Interpretation of Results
We see higher accuracies for our New Orleans models because our models are predicting all values to be non-white. For the New Orleans dataset, this results in higher accuracy because majority of the dataset population (and city population) is non-white. In San Francisco on the other hand, a plurality of the population is white. Thus, our scores just indicate what the percentage of non-white subjects within the dataset. It is of note however, that the percentage of non-white subjects within the dataset is higher than the overall percentage of people of color in New Orleans, suggesting that people of color are stopped at a higher rate than white people, even when you control for percentage of the population.
Reflecting on the Chosen Models
The accuracy of our predictive models for San Francisco are low, in which the model only predicts correctly a little more than half the time. While this may be consequence of the chosen features or the choice of the classifier itself, considerations should also be taken that the features simple do not correlate well with race. Therefore, even adding additional features to the model did not increase the accuracy by a significant amount. Training on additional noise would work to decrease the accuracy. In other words, rather than there being a problem with the model, there may just be little to no underlying racial discrimination in the features that we chose to train the model on.
Potential Improvements
Oversampling: An imbalance in the dataset can be seen from the proportion of whites to other ethnicities. Especially in the New Orleans data set, there are considerably more non-white individuals than white individuals in the sampled training set, which leads the models to tend to exclusively predict subject_race as non-white. A potential solution is to oversample rows with white subjects in our training data to increase the likelihood that the model will predict a white subject. Since one of the primary goals of model validation estimation of how it will perform on unseen data, oversampling correctly is critical.

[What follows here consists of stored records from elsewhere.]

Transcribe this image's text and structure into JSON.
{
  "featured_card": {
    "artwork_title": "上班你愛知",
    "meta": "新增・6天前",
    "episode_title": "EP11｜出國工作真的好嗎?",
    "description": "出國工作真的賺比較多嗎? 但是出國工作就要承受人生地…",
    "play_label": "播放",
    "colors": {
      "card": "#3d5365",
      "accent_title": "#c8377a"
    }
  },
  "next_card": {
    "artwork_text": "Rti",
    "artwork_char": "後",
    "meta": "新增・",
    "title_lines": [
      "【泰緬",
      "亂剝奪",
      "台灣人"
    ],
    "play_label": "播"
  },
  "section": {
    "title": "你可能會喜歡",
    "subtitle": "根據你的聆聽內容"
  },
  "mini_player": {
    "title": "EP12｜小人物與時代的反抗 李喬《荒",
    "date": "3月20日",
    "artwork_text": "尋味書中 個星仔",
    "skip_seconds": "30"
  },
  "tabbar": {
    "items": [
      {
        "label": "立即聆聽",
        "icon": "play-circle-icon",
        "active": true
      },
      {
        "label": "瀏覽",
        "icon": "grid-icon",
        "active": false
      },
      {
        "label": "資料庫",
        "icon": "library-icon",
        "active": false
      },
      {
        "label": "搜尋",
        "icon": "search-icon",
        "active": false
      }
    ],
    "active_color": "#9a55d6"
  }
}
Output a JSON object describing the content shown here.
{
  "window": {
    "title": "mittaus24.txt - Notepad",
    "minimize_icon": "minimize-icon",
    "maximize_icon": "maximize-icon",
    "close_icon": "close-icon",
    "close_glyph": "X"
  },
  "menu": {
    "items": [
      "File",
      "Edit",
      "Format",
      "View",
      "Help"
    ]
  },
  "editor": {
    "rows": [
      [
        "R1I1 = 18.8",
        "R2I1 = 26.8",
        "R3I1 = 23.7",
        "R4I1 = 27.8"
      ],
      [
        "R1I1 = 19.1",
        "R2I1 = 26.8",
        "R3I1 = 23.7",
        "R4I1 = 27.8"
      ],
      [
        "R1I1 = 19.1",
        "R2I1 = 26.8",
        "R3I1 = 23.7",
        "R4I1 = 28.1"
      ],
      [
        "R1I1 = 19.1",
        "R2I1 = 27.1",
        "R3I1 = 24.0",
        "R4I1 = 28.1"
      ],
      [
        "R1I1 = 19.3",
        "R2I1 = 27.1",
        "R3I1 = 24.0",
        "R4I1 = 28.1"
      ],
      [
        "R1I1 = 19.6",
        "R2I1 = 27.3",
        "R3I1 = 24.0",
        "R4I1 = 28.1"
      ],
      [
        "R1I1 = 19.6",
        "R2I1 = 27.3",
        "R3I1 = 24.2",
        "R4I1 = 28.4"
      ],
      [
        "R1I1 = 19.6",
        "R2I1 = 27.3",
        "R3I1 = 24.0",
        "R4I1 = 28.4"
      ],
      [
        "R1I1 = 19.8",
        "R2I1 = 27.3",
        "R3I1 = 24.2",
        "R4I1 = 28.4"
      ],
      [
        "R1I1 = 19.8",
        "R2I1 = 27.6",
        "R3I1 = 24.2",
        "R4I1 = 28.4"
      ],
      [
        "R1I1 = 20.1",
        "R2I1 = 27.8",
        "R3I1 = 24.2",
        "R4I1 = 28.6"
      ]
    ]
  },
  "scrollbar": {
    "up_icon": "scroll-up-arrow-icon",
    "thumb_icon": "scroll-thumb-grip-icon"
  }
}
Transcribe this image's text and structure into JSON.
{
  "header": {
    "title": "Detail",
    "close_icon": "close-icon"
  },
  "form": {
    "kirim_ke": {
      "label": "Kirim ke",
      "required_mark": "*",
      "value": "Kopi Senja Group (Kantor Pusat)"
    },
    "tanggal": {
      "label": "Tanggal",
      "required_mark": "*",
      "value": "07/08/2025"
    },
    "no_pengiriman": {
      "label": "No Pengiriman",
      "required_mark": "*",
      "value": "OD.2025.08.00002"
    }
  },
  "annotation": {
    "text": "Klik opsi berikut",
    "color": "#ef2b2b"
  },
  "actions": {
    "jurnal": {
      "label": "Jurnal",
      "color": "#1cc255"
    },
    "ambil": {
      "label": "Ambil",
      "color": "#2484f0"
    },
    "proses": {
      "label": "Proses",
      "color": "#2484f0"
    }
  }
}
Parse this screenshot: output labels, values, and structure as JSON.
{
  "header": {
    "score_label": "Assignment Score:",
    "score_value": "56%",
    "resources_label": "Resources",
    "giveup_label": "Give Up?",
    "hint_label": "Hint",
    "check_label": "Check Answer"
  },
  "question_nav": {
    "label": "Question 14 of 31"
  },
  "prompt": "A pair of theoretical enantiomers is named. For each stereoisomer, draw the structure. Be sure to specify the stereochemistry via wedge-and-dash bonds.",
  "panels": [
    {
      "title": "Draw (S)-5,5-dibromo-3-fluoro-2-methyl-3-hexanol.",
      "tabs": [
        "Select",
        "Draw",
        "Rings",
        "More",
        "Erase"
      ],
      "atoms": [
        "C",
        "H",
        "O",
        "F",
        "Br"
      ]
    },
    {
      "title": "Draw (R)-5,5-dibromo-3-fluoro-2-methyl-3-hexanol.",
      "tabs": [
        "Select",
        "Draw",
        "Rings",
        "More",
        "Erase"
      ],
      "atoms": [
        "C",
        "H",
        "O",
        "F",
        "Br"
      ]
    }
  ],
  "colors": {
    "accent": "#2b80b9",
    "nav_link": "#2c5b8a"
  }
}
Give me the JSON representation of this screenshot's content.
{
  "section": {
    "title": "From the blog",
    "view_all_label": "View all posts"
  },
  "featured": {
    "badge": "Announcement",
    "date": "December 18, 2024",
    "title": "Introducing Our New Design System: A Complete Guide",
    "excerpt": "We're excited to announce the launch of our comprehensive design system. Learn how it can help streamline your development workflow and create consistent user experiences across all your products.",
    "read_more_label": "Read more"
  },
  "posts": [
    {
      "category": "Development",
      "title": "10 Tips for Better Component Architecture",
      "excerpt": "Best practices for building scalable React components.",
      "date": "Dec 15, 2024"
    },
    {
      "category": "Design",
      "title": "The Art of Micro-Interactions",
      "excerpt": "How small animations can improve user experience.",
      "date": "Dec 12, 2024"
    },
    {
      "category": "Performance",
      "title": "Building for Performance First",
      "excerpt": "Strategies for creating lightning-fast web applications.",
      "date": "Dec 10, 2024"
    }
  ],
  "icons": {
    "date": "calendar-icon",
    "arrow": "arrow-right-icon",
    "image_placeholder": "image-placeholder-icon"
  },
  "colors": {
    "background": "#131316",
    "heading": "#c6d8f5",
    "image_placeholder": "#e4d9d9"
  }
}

Bootstrapping Given the imbalance in the datasets (especially in the case of New Orleans) between the white and non-white populations, a method to create more variability in the data would be to bootstrap (random sampling with replacement). In this way, the model would be able to train on more data without having to collect additional data.
Important Null values: In standardizing the data from both the San Francisco and New Orleans datasets, all the Null/NaN/None values were dropped. However, there may be underlying patterns to these dropped values. More exploratory data analysis could be performed to see why certain values failed to appear in the given datasets.